One example among many is from Justin Martyr. He was born not long after the composition of the Gospel of John and the time of that Apostle’s death. Justin lived until around 165 AD. His writings form one of the largest deposit of early records of the Church. From his work, The Apologies:
This food we call the Eucharist, of which none are allowed to be partakers but such only as are true believers, and have been baptized in the Laver of Regeneration for the remission of sins, and live according to Christ’s precepts; for we do not take this as common bread, and common wine. But as Jesus Christ our Saviour was made flesh by the Logos of God, and had real flesh and blood for our salvation, so are we taught that this food, which the very same Logos blessed by prayer and thanksgiving, is turned into the nourishment and substance of our flesh and blood; and is in some sense the flesh and blood of the incarnate Jesus. For the Apostles, in their commentaries called the Gospels, have left this command upon record, “That Jesus took bread, and when He had given thanks, He said, Do this in commemoration of Me, for this is My body; And in like manner He took the cup, and when He had given thanks, He said, This is My blood,” and delivered it to them only… After this sacrament is over, we remind each other of the obligations to his duty, and the rich relieve the poor; and upon such charitable accounts we visit some or other every day.

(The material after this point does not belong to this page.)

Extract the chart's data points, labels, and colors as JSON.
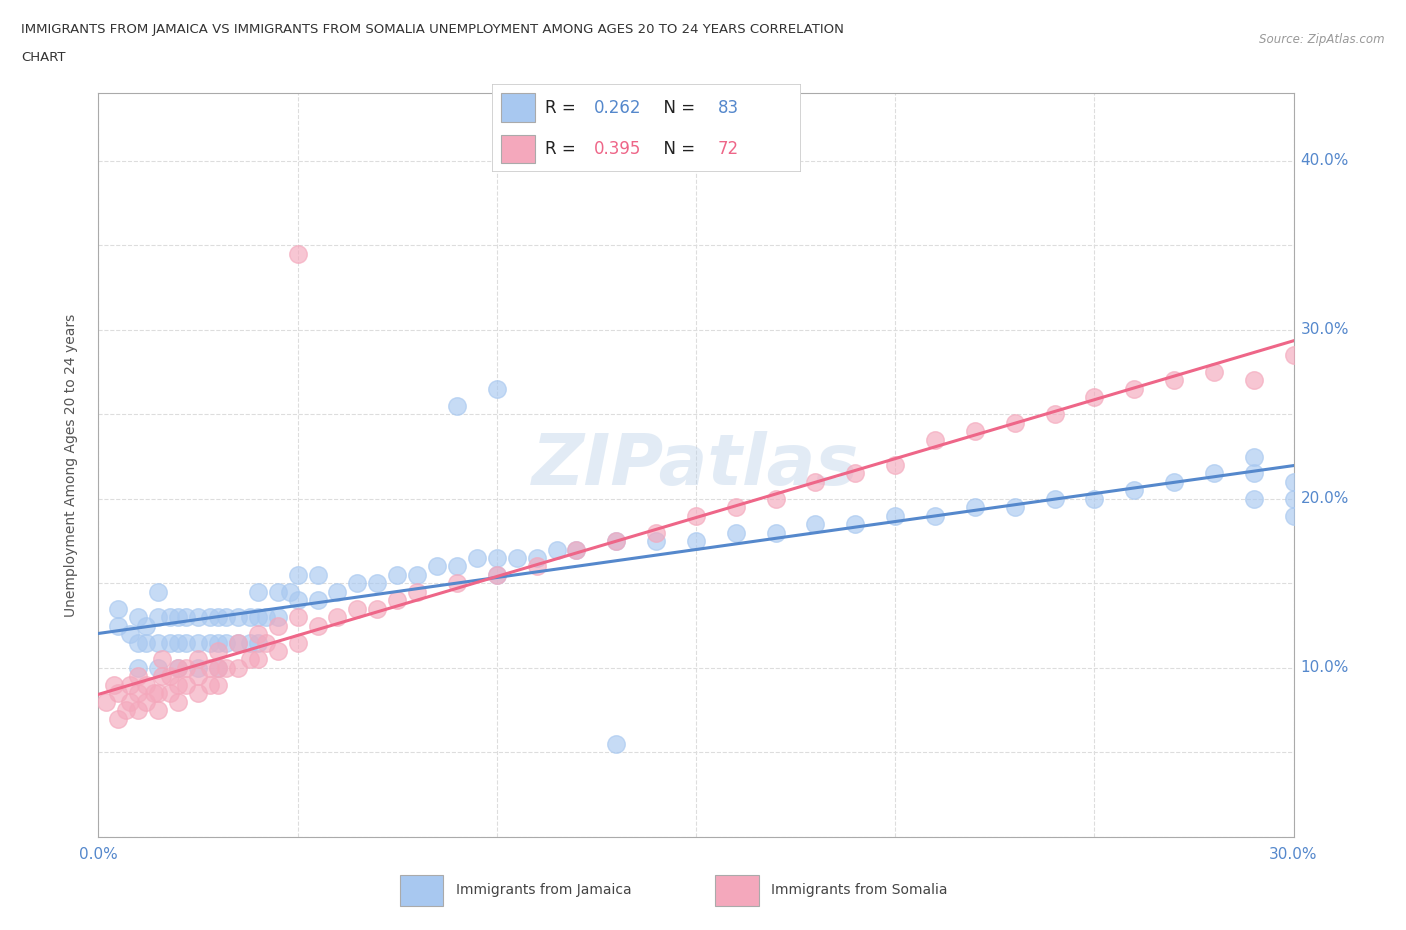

So it was from the very earliest points of faith in our Lord, God, and Savior, Jesus Christ, through the undivided First Thousand Years of the Church, and up until the falling away of the past few hundred years due to the teachings of Protestant extremists. Salvation was known to come to us through living out our baptism: keeping faith with Christ by uniting ourselves with His Altar and receiving the Eucharist and the Real Presence, while we imitated Him in all things and lived with everyone in love, peace, and self-sacrifice.
I risk judgment on myself if I dare to ask who outside the apostolic Churches can be saved, especially as I abuse Christ and deny God every day in my own sinful life. If there is such a question to be asked, however, this is it: “Except through His abundant mercy and compassion, how does God save where the real presence of Christ in the Eucharist is denied?”
The prayer of the Eastern Church just prior to the faithful’s receipt of the Eucharist:
I believe and confess, Lord, that You are truly the Christ, the Son of the living God, who came into the world to save sinners, of whom I am the first. I also believe that this is truly Your pure Body and that this is truly Your precious Blood. Therefore, I pray to You, have mercy upon me, and forgive my transgressions, voluntary and involuntary, in word and deed, known and unknown. And make me worthy without condemnation to partake of Your pure Mysteries for the forgiveness of sins and for eternal life. Amen
How shall I, who am unworthy, enter into the splendor of Your saints? If I dare to enter into the bridal chamber, my clothing will accuse me, since it is not a wedding garment; and being bound up, I shall be cast out by the angels. In Your love, Lord, cleanse my soul and save me.
Loving Master, Lord Jesus Christ, my God, let not these holy Gifts be to my condemnation because of my unworthiness, but for the cleansing and sanctification of soul and body and the pledge of the future life and kingdom. It is good for me to cling to God and to place in Him the hope of my salvation.
Receive me today, Son of God, as a partaker of Your mystical Supper. I will not reveal Your mystery to Your adversaries. Nor will I give You a kiss as did Judas. But as the thief I confess to You: Lord, remember me in Your Kingdom.